All chaplains belong to sponsoring denominations that espouse tenets of faith. Maj. Squires, a Southern Baptist, is affiliated with the North American Mission Board. The NAMB has stated unequivocally that its chaplains cannot participate in events that legitimate same-sex marriage. In this instance, Maj. Squires found another chaplain to take his place, but Maj. Squires was only cleared after a public campaign came to his defense. This incident should never have proceeded with charges given his beliefs and the NAMB’s tenets.

The second case involved Lt. Cmdr. Wesley Modder, a leader thought by his colleagues to be a “national asset.” In February 2015, his commander recommended that Chaplain Modder be “Detached for Cause” and involuntarily separated from the Navy after several sailors criticized the religious content of his counseling. Lt. Cmdr. Modder faced potentially career-ending consequences — including loss of his retirement benefits — for offering biblical counsel in a manner consistent with his sincerely held beliefs regarding faith, sexuality and marriage.

Lt. Cmdr. Modder’s counseling complied with the requirements of his endorser, the Assemblies of God. Before a final decision was rendered, the Navy removed Lt. Cmdr. Modder from his unit, isolated him at the base chapel, separated him from sailors and forbade him from ministering to the spiritual needs of his sailors. His situation became dire, despite considerable popular and congressional support for his cause.

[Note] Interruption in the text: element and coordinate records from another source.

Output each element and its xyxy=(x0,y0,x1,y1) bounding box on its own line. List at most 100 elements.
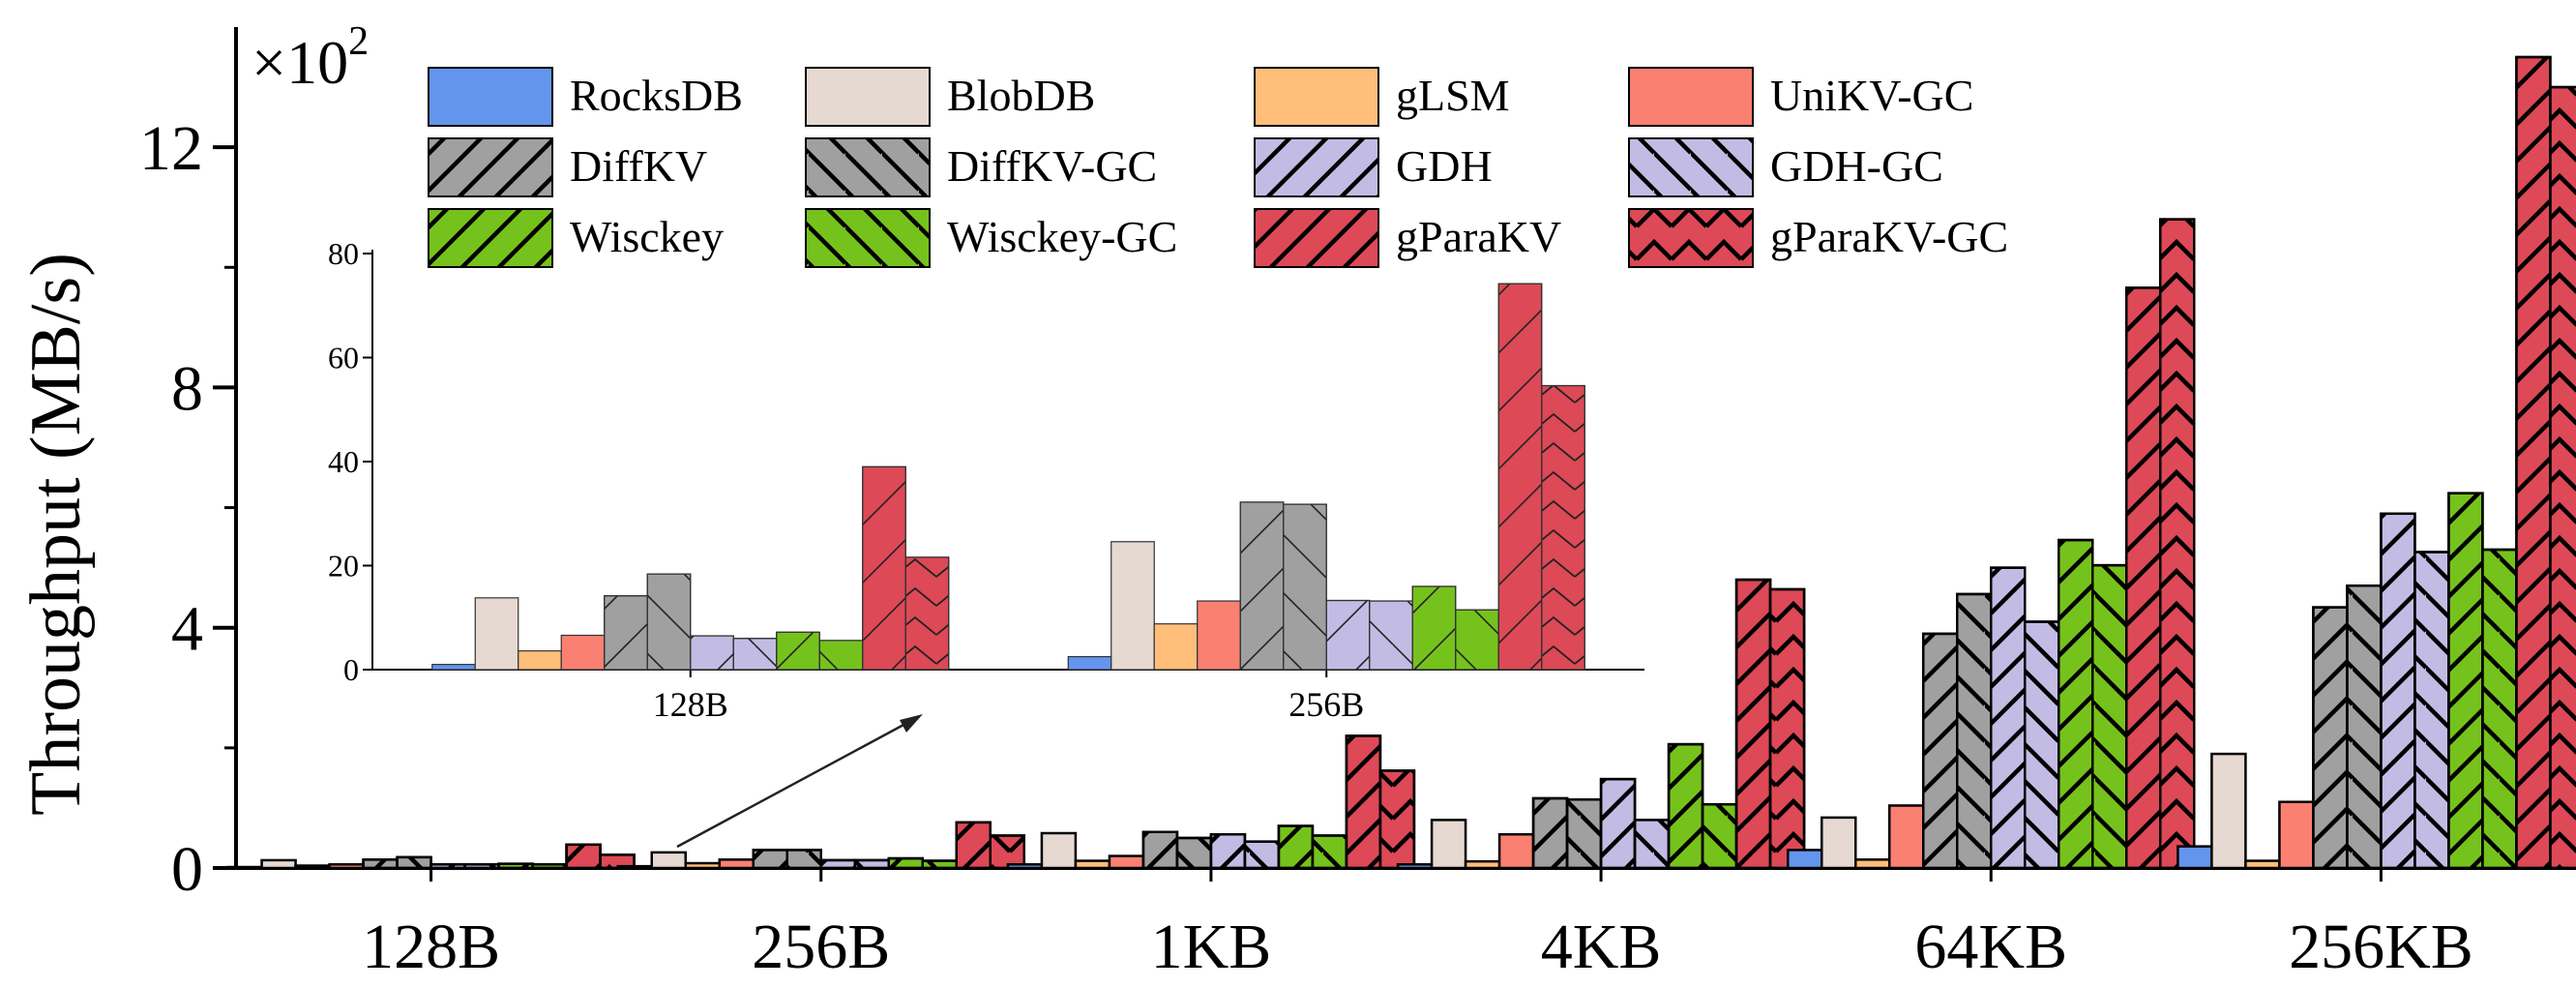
bar-diffkv-64kb xyxy=(1922,632,1959,870)
legend-swatch-hatch xyxy=(1254,208,1379,268)
bar-diffkv-gc-1kb xyxy=(1175,836,1213,870)
inset-bar-hatch xyxy=(1411,585,1457,671)
inset-bar-glsm-128b xyxy=(518,650,562,671)
bar-gparakv-gc-4kb xyxy=(1768,587,1806,870)
inset-bar-unikv-gc-256b xyxy=(1197,600,1241,671)
bar-diffkv-1kb xyxy=(1141,830,1179,870)
bar-wisckey-1kb xyxy=(1277,824,1315,870)
bar-wisckey-gc-128b xyxy=(531,863,568,870)
legend-item-diffkv: DiffKV xyxy=(428,137,707,197)
bar-hatch xyxy=(1378,769,1416,870)
bar-glsm-4kb xyxy=(1464,859,1501,870)
inset-bar-hatch xyxy=(1239,501,1285,671)
inset-bar-hatch xyxy=(732,638,778,671)
bar-hatch xyxy=(955,821,992,870)
bar-unikv-gc-1kb xyxy=(1108,854,1145,870)
bar-hatch xyxy=(1990,566,2027,870)
bar-gdh-gc-1kb xyxy=(1243,840,1281,870)
bar-hatch xyxy=(1922,632,1959,870)
legend-swatch-hatch xyxy=(1254,137,1379,197)
zoom-arrow-line xyxy=(676,722,906,849)
inset-bar-gparakv-gc-256b xyxy=(1541,384,1585,671)
inset-bar-diffkv-gc-256b xyxy=(1283,503,1327,671)
bar-hatch xyxy=(396,855,432,870)
bar-hatch xyxy=(463,863,500,870)
bar-hatch xyxy=(887,856,924,870)
inset-bar-blobdb-128b xyxy=(474,597,519,671)
bar-glsm-128b xyxy=(294,864,331,870)
legend: RocksDB BlobDB gLSM UniKV-GC DiffKV DiffKV-GC… xyxy=(428,67,2008,268)
bar-hatch xyxy=(1734,578,1772,870)
y-tick-label: 12 xyxy=(139,113,203,184)
bar-unikv-gc-256b xyxy=(718,858,755,870)
legend-label: gParaKV xyxy=(1396,212,1561,261)
y-multiplier: ×102 xyxy=(252,19,369,97)
bar-blobdb-64kb xyxy=(1821,816,1857,870)
legend-label: Wisckey xyxy=(570,212,724,261)
inset-bar-wisckey-gc-256b xyxy=(1455,609,1499,671)
inset-bar-fill xyxy=(474,597,519,671)
bar-fill xyxy=(328,863,365,870)
bar-diffkv-gc-4kb xyxy=(1565,797,1603,870)
bar-hatch xyxy=(921,859,958,870)
inset-bar-gdh-128b xyxy=(690,635,734,671)
bar-hatch xyxy=(497,862,534,870)
bar-glsm-256b xyxy=(684,861,721,870)
bar-diffkv-gc-256b xyxy=(785,849,822,870)
bar-wisckey-gc-1kb xyxy=(1311,834,1348,870)
legend-swatch xyxy=(805,67,931,127)
bar-fill xyxy=(650,851,687,870)
inset-x-tick-label: 256B xyxy=(1288,685,1364,724)
bar-glsm-1kb xyxy=(1074,859,1111,870)
bar-blobdb-256b xyxy=(650,851,687,870)
bar-hatch xyxy=(1701,802,1738,870)
bar-gparakv-gc-1kb xyxy=(1378,769,1416,870)
bar-fill xyxy=(718,858,755,870)
bar-fill xyxy=(2210,752,2247,870)
bar-fill xyxy=(294,864,331,870)
inset-bar-hatch xyxy=(690,635,734,671)
inset-bar-hatch xyxy=(818,640,864,671)
y-multiplier-base: ×10 xyxy=(252,28,348,97)
inset-bar-hatch xyxy=(904,556,950,671)
inset-bar-gdh-256b xyxy=(1325,599,1371,671)
bar-fill xyxy=(1854,858,1891,870)
bar-fill xyxy=(1787,849,1823,870)
bar-hatch xyxy=(1667,742,1704,870)
bar-blobdb-128b xyxy=(260,858,297,870)
bar-hatch xyxy=(853,858,890,870)
bar-fill xyxy=(2278,800,2315,870)
bar-fill xyxy=(260,858,297,870)
legend-swatch-hatch xyxy=(1628,208,1754,268)
y-tick-label: 8 xyxy=(171,353,203,424)
bar-diffkv-4kb xyxy=(1531,796,1569,870)
bar-hatch xyxy=(2549,85,2576,870)
x-tick-label: 4KB xyxy=(1541,912,1662,982)
inset-bar-gparakv-128b xyxy=(862,465,906,671)
bar-blobdb-4kb xyxy=(1430,819,1467,870)
inset-bar-gdh-gc-128b xyxy=(732,638,778,671)
inset-bar-hatch xyxy=(1541,384,1585,671)
inset-bar-fill xyxy=(1153,623,1199,671)
bar-hatch xyxy=(2159,218,2196,870)
inset-bar-fill xyxy=(431,664,476,671)
bar-unikv-gc-4kb xyxy=(1497,832,1535,870)
bar-fill xyxy=(226,865,263,870)
bar-unikv-gc-256kb xyxy=(2278,800,2315,870)
bar-hatch xyxy=(1311,834,1348,870)
legend-swatch-hatch xyxy=(1628,137,1754,197)
bar-fill xyxy=(616,864,653,870)
bar-wisckey-gc-256b xyxy=(921,859,958,870)
inset-bar-hatch xyxy=(862,465,906,671)
bar-rocksdb-256b xyxy=(616,864,653,870)
y-tick-label: 0 xyxy=(171,834,203,905)
bar-gdh-1kb xyxy=(1209,832,1247,870)
inset-bar-hatch xyxy=(1369,600,1413,671)
bar-hatch xyxy=(1768,587,1806,870)
bar-gparakv-1kb xyxy=(1345,734,1382,870)
inset-bar-glsm-256b xyxy=(1153,623,1199,671)
inset-bar-fill xyxy=(1067,655,1112,671)
bar-hatch xyxy=(2058,538,2094,870)
bar-gdh-4kb xyxy=(1599,777,1637,870)
bar-hatch xyxy=(565,843,602,870)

As Lt. Cmdr. Modder’s case seemed on a certain path to litigation before a Board of Inquiry, the Navy announced that it had reversed course completely. On Sept. 3, 2015, Rear Adm. David F. Steindl, commander of Navy Personnel Command and deputy chief of Naval Personnel, rejected all claims against Chaplain Modder and restored him to full service.

A third case involved Col. Leland Bohannon, a highly decorated Air Force bomber pilot. Due to his religious beliefs about same-sex marriage, Col. Bohannon felt that he could not sign a certificate of spouse appreciation for a retiring same-sex couple. Upon the advice of his chaplain, Col. Bohannon had a superior officer — a two-star general — sign the spouse’s certificate.

Upon learning that Col. Bohannon did not sign the certificate, the retiring service member filed a formal Equal Opportunity complaint claiming unlawful discrimination based on sexual orientation. The Air Force investigated and unjustly found that the charge was substantiated because Col. Bohannon did not personally sign the document.

Col. Bohannon appealed, and non-military groups rushed to his defense in great number. Eventually, the secretary of the Air Force, Heather Wilson, personally intervened and reversed the judgment. This averted the loss of a highly significant U.S. military asset — Col. Bohannon himself. Secretary Wilson wisely recognized that the Air Force would suffer operationally if it did not set out a standard that allowed both sides to live together.

In sum, these cases demonstrate that no member of the armed forces should be compelled to choose between his or her religious beliefs and faithful uniformed service. If a same-sex couple can be accommodated by a service member willing to facilitate them, then a balance can be struck between the parties involved.